One day he put a photographic book in front of me filled with pictures of Black British people. I barely glanced at it. He took it back and looked through all the photos.
Kane would get really frustrated with me. He was always trying to help me with my homework, but I didn’t want anything to do with it. I think psychologically school and me were over by then.

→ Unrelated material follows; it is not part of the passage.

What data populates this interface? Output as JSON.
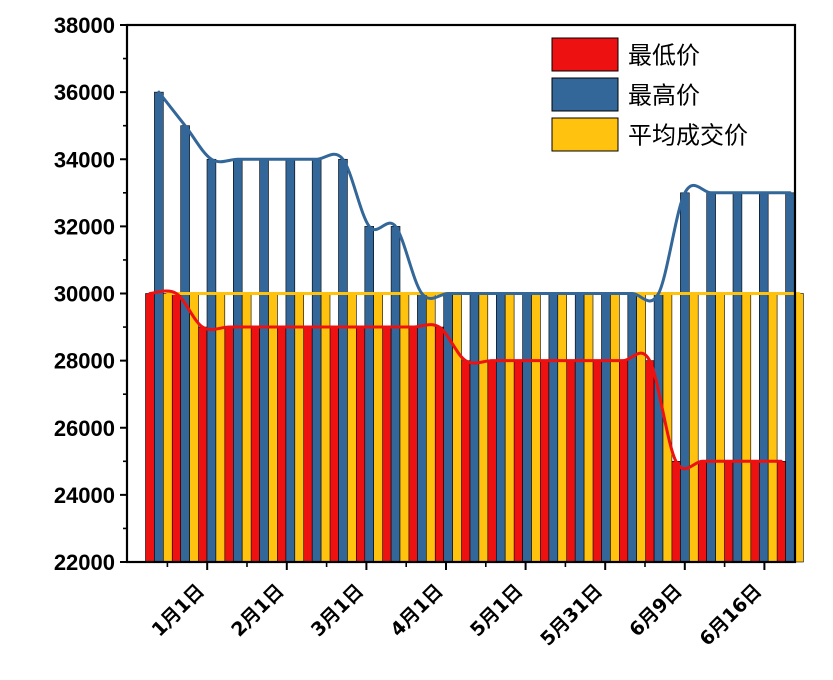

I’d discovered where the magazines were kept in the library, and the hours Kane put in to making himself smarter, I put in to keeping up to date on celebrity gossip and the latest fashion trends. I also got quite obsessed with the human-interest stories in those magazines. You know the ones: the quadruplets separated at birth who are reunited as adults, only for one to die the following week in a pig-hunting accident in Canada. Or the family with sixteen kids who is hit by a tornado and then a flash flood, then just as soon as they’ve rebuilt from the tornado and replaced the ruined carpet from the flood, lightning strikes their house and it burns to the ground. It doesn’t matter of course to the multitude of smiling faces in the family pictures taken by the magazine – even though it seems like God’s trying to put an end to them, they’ve all still got each other.
Kane would get so annoyed with me when I tried to recount some of those stories to him. He’d be like, ‘What do you want to go reading about that for? Only have to look next door to know the world’s got problems.’
‘I like reading them.’
‘I don’t want to hear it.’
‘Okay, let’s talk about what you’re doing tonight,’ I’d say to him, or something similar, and he’d get this tense look on his face and stop talking altogether.
I was sitting at the dining table by myself eating Mom’s overcooked ground beef stir-fry, while she sat on the couch watching TV and pretending I wasn’t directly behind her. The news was on, and there was coverage of a shooting downtown. The shooter and two bystanders were dead, a cop was in hospital and the reporter on the scene kept stammering when the news anchor asked her questions.